Monday, 8 March 2021

Hotel Cartagena by Simone Buchholz

 


This is the fourth novel in this excellent series and our protagonist, Public Prosecutor Chastity Riley, is celebrating a friend’s birthday with friends and colleagues (all regulars from previous titles) in a hotel bar when twelve heavily armed men pull out guns, and take everyone hostage. Among the hostages is Konrad Hoogsmart, the hotel owner, who is the target of the raid and the reason for the hostage taking.

Hotel Cartagena differs from the previous titles, which were much more police procedurals (albeit Chastity being a prosecutor, but that’s how it works in European legal systems where the prosecution is involved to a greater extent in directing the investigation than in the UK and America where investigations are the preserve of the police). Hotel Cartagena is different in that our protagonist and her colleagues are hostages and thus are much more passive. Instead, they witness all that transpires, and the story is told much more from the lead hostage taker’s point of view, with chapters alternating between the present day hostage crisis (and told from the hostages point of view) and chapters narrating the history of the main hostage taker, and which detail how he became involved and why.

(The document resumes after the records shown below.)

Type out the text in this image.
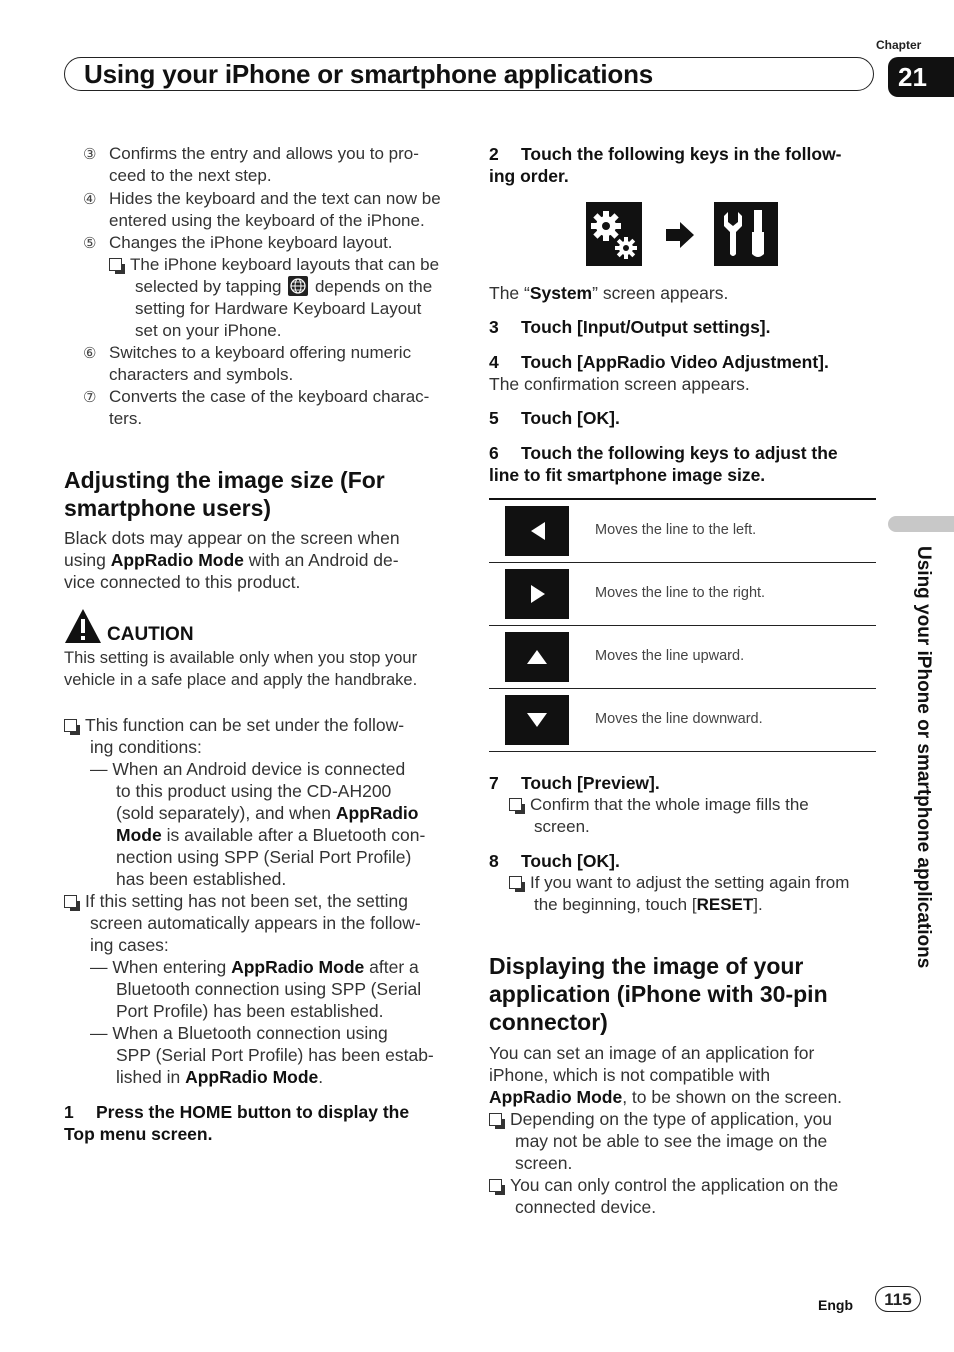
Chapter
Using your iPhone or smartphone applications	21
Using your iPhone or smartphone applications
③ Confirms the entry and allows you to pro-
ceed to the next step.
④ Hides the keyboard and the text can now be
entered using the keyboard of the iPhone.
⑤ Changes the iPhone keyboard layout.
The iPhone keyboard layouts that can be
selected by tapping depends on the
setting for Hardware Keyboard Layout
set on your iPhone.
⑥ Switches to a keyboard offering numeric
characters and symbols.
⑦ Converts the case of the keyboard charac-
ters.
Adjusting the image size (For
smartphone users)
Black dots may appear on the screen when
using AppRadio Mode with an Android de-
vice connected to this product.
CAUTION
This setting is available only when you stop your
vehicle in a safe place and apply the handbrake.
This function can be set under the follow-
ing conditions:
— When an Android device is connected
to this product using the CD-AH200
(sold separately), and when AppRadio
Mode is available after a Bluetooth con-
nection using SPP (Serial Port Profile)
has been established.
If this setting has not been set, the setting
screen automatically appears in the follow-
ing cases:
— When entering AppRadio Mode after a
Bluetooth connection using SPP (Serial
Port Profile) has been established.
— When a Bluetooth connection using
SPP (Serial Port Profile) has been estab-
lished in AppRadio Mode.
1 Press the HOME button to display the
Top menu screen.
2 Touch the following keys in the follow-
ing order.
The “System” screen appears.
3 Touch [Input/Output settings].
4 Touch [AppRadio Video Adjustment].
The confirmation screen appears.
5 Touch [OK].
6 Touch the following keys to adjust the
line to fit smartphone image size.
Moves the line to the left.
Moves the line to the right.
Moves the line upward.
Moves the line downward.
7 Touch [Preview].
Confirm that the whole image fills the
screen.
8 Touch [OK].
If you want to adjust the setting again from
the beginning, touch [RESET].
Displaying the image of your
application (iPhone with 30-pin
connector)
You can set an image of an application for
iPhone, which is not compatible with
AppRadio Mode, to be shown on the screen.
Depending on the type of application, you
may not be able to see the image on the
screen.
You can only control the application on the
connected device.
Engb	115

Hotel Cartagena is a short novel, but it moves along at quite a clip and is interesting and engaging. I’ve always loved this series because of my love of the city of Hamburg where the series is set, and one thing I like about the books is how the author brings a different aspect of Hamburg (and indeed Germany) to life in each. Hotel Cartagena is no different and a lot of the action takes place around the famous harbour, with first our hostage taker hitching a ride on a cargo ship to South America and later the hostage crisis occurring in one of the many luxury hotels to overlook the docks.

As with the series as a whole, the author writes this novel in the noir style reminiscent of Raymond Chandler, with Riley’s internal monologue sardonic and wisecracking even when all looks bleak. The narrative zings off the page and brings the tale to life.

Simone Buchholz’s novels are one of my favourite crime series, and this fourth outing doesn’t disappoint. And as with all the titles, I applaud the publisher Orenda for the cover art, because it’s a thing of beauty and does justice to a wonderful book.